Persistence, determination and the desire for more.

By Jane Allison

It is the eyes that you notice first. Large and expressive, Salma Omars eyes draw you in with their soulful depth. This first impression is proven to be accurate as you speak with the wonderful woman to whom they belong.

Salma Omar is Syrian and arrived in Hamilton in January 2016. Along with two friends – Aviva Boxer and Cheryl Stepan – I was lucky enough to be ‘matched’ with Salma through Wesley Urban Ministries, which sponsored her immigration to Canada. Salma was one of 1,500 Syrian refugees who settled in Hamilton in that time period. Daljit Garry, Rita Balla and other amazing folks at Wesley welcomed Salma and have helped her navigate the sometimes rocky ground of living in a new community. We have loved supporting her navigation into a new country and a new life. We quickly discovered that Salma was not shy, and her modest demeanour belied a fierce, loving heart and a shining intelligence. Salma is currently working in the child care program for the YMCA.

Those eyes could tell stories. So let’s dive in.

Jane Allison: Why Canada?

Salma Omar: I love Canada from when I was a child. I like Canada. For the woman, it’s very good. I know a lot of people who come to Canada, Facebook friends. They say Canada is a dream, for everybody. Not easy to go. When I want to come here, when I make my papers to come here, everyone say ‘Canada is a dream, better try Germany. It’s so difficult to get to Canada.’ But I persist.

JA: You said for women, Canada is the ideal. Why is that?

SO: It is equal. I tell you, strong women in Canada. It reminds me to not stop, to keep going. When anything happen to me, it remind me, don’t stop. I figure out how to do another thing. The women I’ve met here show me I can do everything. When I see them be stronger, have power, I know I can’t stop, I can do my work.

JA: You are a very strong Muslim woman. And not a typical one.

SO: I am the oldest in the family. Everything for me when I come. My mother always want the best for me, encouraged me to be the first in everything. Always be special.

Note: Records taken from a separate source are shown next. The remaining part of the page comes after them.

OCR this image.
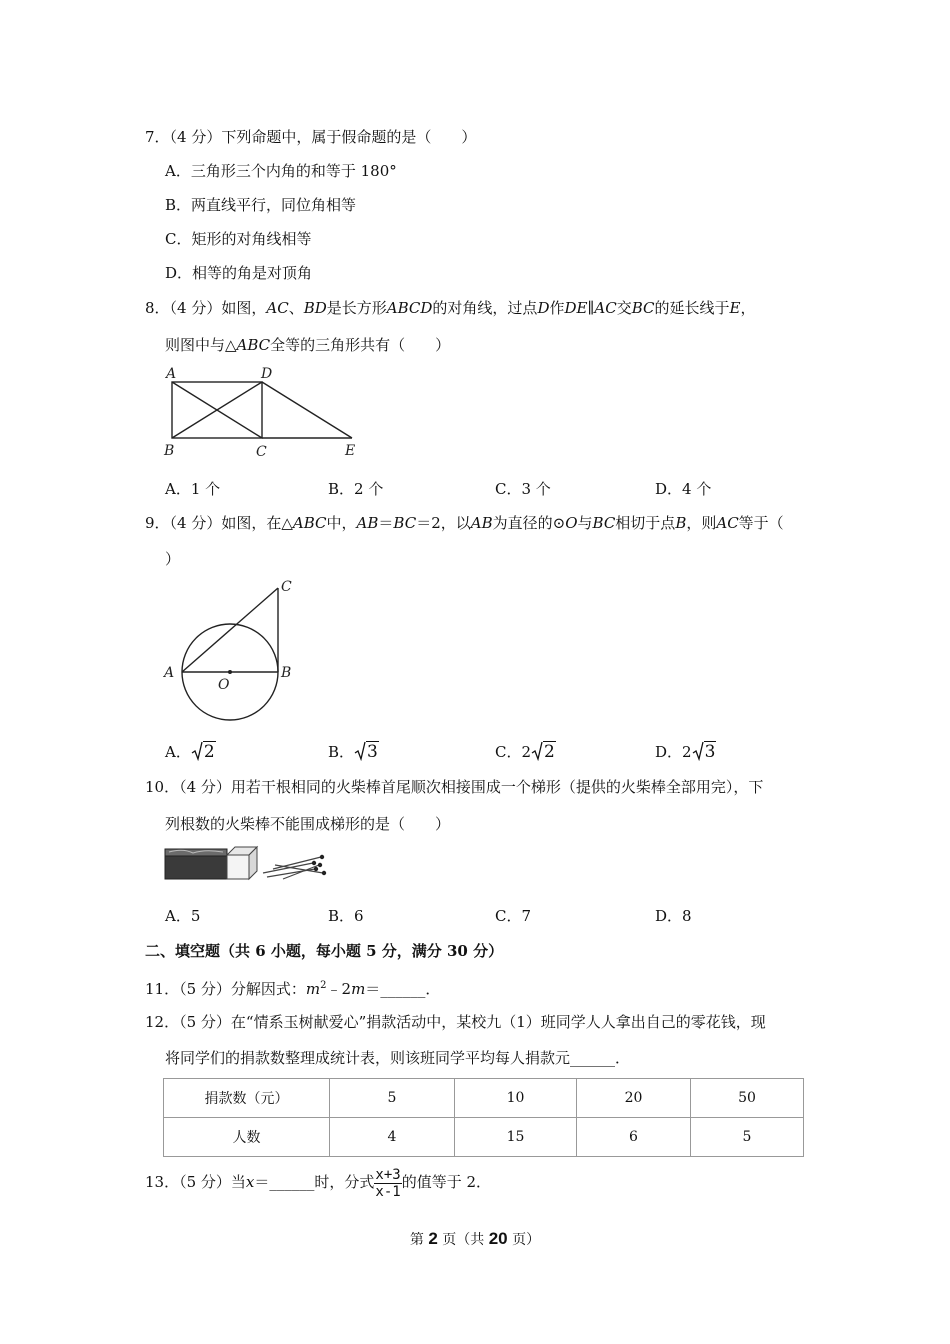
7．（4 分）下列命题中，属于假命题的是（　　）
A．三角形三个内角的和等于 180°
B．两直线平行，同位角相等
C．矩形的对角线相等
D．相等的角是对顶角
8．（4 分）如图，AC、BD是长方形ABCD的对角线，过点D作DE∥AC交BC的延长线于E，
则图中与△ABC全等的三角形共有（　　）
A	D
B	C	E
A．1 个	B．2 个	C．3 个	D．4 个
9．（4 分）如图，在△ABC中，AB＝BC＝2，以AB为直径的⊙O与BC相切于点B，则AC等于（
）
A	B
C
O
A． 2	B． 3	C．2 2	D．2 3
10．（4 分）用若干根相同的火柴棒首尾顺次相接围成一个梯形（提供的火柴棒全部用完），下
列根数的火柴棒不能围成梯形的是（　　）
A．5	B．6	C．7	D．8
二、填空题（共 6 小题，每小题 5 分，满分 30 分）
11．（5 分）分解因式：$m^2﹣2m=\_\_\_\_\_\_$．
12．（5 分）在“情系玉树献爱心”捐款活动中，某校九（1）班同学人人拿出自己的零花钱，现
将同学们的捐款数整理成统计表，则该班同学平均每人捐款元______．
捐款数（元）	5	10	20	50
人数	4	15	6	5
13．（5 分）当x＝______时，分式 $\frac{x+3}{x-1}$ 的值等于 2．
第 2 页（共 20 页）
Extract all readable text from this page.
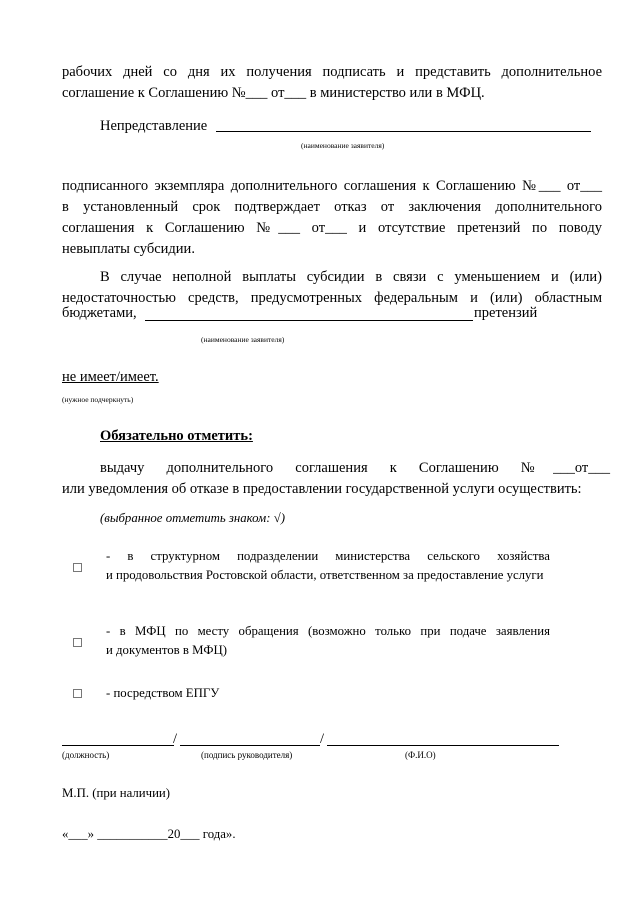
рабочих дней со дня их получения подписать и представить дополнительное
соглашение к Соглашению №___ от___ в министерство или в МФЦ.
Непредставление
(наименование заявителя)
подписанного экземпляра дополнительного соглашения к Соглашению №___ от___
в установленный срок подтверждает отказ от заключения дополнительного
соглашения к Соглашению №___ от___ и отсутствие претензий по поводу
невыплаты субсидии.
В случае неполной выплаты субсидии в связи с уменьшением и (или)
недостаточностью средств, предусмотренных федеральным и (или) областным
бюджетами,	претензий
(наименование заявителя)
не имеет/имеет.
(нужное подчеркнуть)
Обязательно отметить:
выдачу дополнительного соглашения к Соглашению №___от___
или уведомления об отказе в предоставлении государственной услуги осуществить:
(выбранное отметить знаком: √)
- в структурном подразделении министерства сельского хозяйства
и продовольствия Ростовской области, ответственном за предоставление услуги
- в МФЦ по месту обращения (возможно только при подаче заявления
и документов в МФЦ)
- посредством ЕПГУ
/	/
(должность)	(подпись руководителя)	(Ф.И.О)
М.П. (при наличии)
«___» ___________20___ года».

I cannot marry traditional way – where one family comes for arranged marriage. I cannot do that. I was always asked, how will you marry? And I say, I don’t want that, I want to study. I know I will be better if I study what I want, medical, biology.

I always felt that there was something beyond what I knew. I can’t explain this. I just knew. Everyone around me said, why don’t you marry, have kids, take it easy? Why you didn’t do that? I tell them, I don’t want that. I want to live my own life, I don’t stop.

JA: Painful times give you a special kind of knowledge.

SO: Exactly. Once I know it, I can’t go back. I promise you, I will travel. If I stayed in Syria, I wouldn’t find myself.

[Salma began to study English, encouraged by her mentor Dr. Haissam Yazigi. He taught her an hour each day and helped her move to Lebanon to begin the immigration process.]

SO: I want to study that. I feel very happy. I want to study English; I feel that in my blood. He [Dr. Yazigi] give me a solution to what I was feeling. He wanted the best for me.

[Salma spent three years in Lebanon, where she met Omar Matar, who is now her husband. Omar is with the armed forces and the next dream is for him to join his wife, here in Hamilton and forge their new life, together.]

JA: When you met Omar, you resisted the relationship at first. Why is that?

SO: I don’t want anyone at that time. We were friends. I tried to be far away from him because I know his heart was wide open. I know that if I was to marry, a lot of things would change for me, keep me from my dream. I don’t travel.

He told me, I want you. I told him no, I want to go to Canada. I love you but I want to do this. He is very patient, he knows me inside. I want to be strong, even though I have lots of good feelings inside. Now I feel very happy to have him.

JA: What was life like when you were first here in Canada?

SO: The difficult thing for me at first was not everyone understood me when I spoke. It is so hard! It is so hard to be vulnerable. I tell myself, I will see Omar soon. So go do the work, Salma, please don’t stop.

You know when you find your place? First, I want to be proud. Always. Why we live? We want to be better and better and better. Now I feel like I am challenged to be better.

JA: You and Omar have now begun the long and costly process to have him come to Canada.

SO: I wish he was with me now. I miss him a lot. I want to care about myself and my dreams. Omar encourages me to keep dreaming, live in Canada and he will come when he can. He knows that if I didn’t complete my life in Canada, I would have regret it all my life. Now, with Omar, we know what our future will look like. We are working towards that.

JA: Last question. Why Hamilton?

SO: When I was coming, they asked me what part of Canada I wanted. I said please put me next to the water, where I can speak English. And here I am. I love Hamilton. For the lake, for the people, for everything. I love it.